I'm trying to run a multi search request on the Elasticsearch Python client. I can run the singular search correctly but can't figure out how to format the request for a msearch. According to the documentation, the body of the request needs to be formatted as:
The request definitions (metadata-search request definition pairs), as
either a newline separated string, or a sequence of dicts to serialize
(one per row).
What's the best way to create this request body? I've been searching for examples but can't seem to find any.

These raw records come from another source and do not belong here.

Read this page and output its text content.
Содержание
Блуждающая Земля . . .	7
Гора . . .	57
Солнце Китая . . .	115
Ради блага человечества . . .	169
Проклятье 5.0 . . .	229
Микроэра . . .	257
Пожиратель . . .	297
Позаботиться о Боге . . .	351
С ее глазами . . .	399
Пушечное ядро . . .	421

If you follow the demo of official doc(even thought it's for BulkAPI) , you will find how to construct your request in python with the Elasticsearch client:
Here is the newline separated string way:
def msearch():
es = get_es_instance()
search_arr = []
# req_head
search_arr.append({'index': 'my_test_index', 'type': 'doc_type_1'})
# req_body
search_arr.append({"query": {"term" : {"text" : "bag"}}, 'from': 0, 'size': 2})
# req_head
search_arr.append({'index': 'my_test_index', 'type': 'doc_type_2'})
# req_body
search_arr.append({"query": {"match_all" : {}}, 'from': 0, 'size': 2})
request = ''
for each in search_arr:
request += '%s \n' %json.dumps(each)
# as you can see, you just need to feed the <body> parameter,
# and don't need to specify the <index> and <doc_type> as usual
resp = es.msearch(body = request)
As you can see, the final-request is constructed by several req_unit.
Each req_unit construct shows below:
request_header(search control about index_name, optional mapping-types, search-types etc.)\n
reqeust_body(which involves query detail about this request)\n
The sequence of dicts to serialize way is almost same with the previous one, except that you don't need to convert it to string:
def msearch():
es = get_es_instance()
request = []
req_head = {'index': 'my_test_index', 'type': 'doc_type_1'}
req_body = {
'query': {'term': {'text' : 'bag'}},
'from' : 0, 'size': 2 }
request.extend([req_head, req_body])
req_head = {'index': 'my_test_index', 'type': 'doc_type_2'}
req_body = {
'query': {'range': {'price': {'gte': 100, 'lt': 300}}},
'from' : 0, 'size': 2 }
request.extend([req_head, req_body])
resp = es.msearch(body = request)
Here is the structure it returns. Read more about msearch.
If you are using elasticsearch-dsl, you can use the class MultiSearch.
Example from the documentation:
from elasticsearch_dsl import MultiSearch, Search
ms = MultiSearch(index='blogs')
ms = ms.add(Search().filter('term', tags='python'))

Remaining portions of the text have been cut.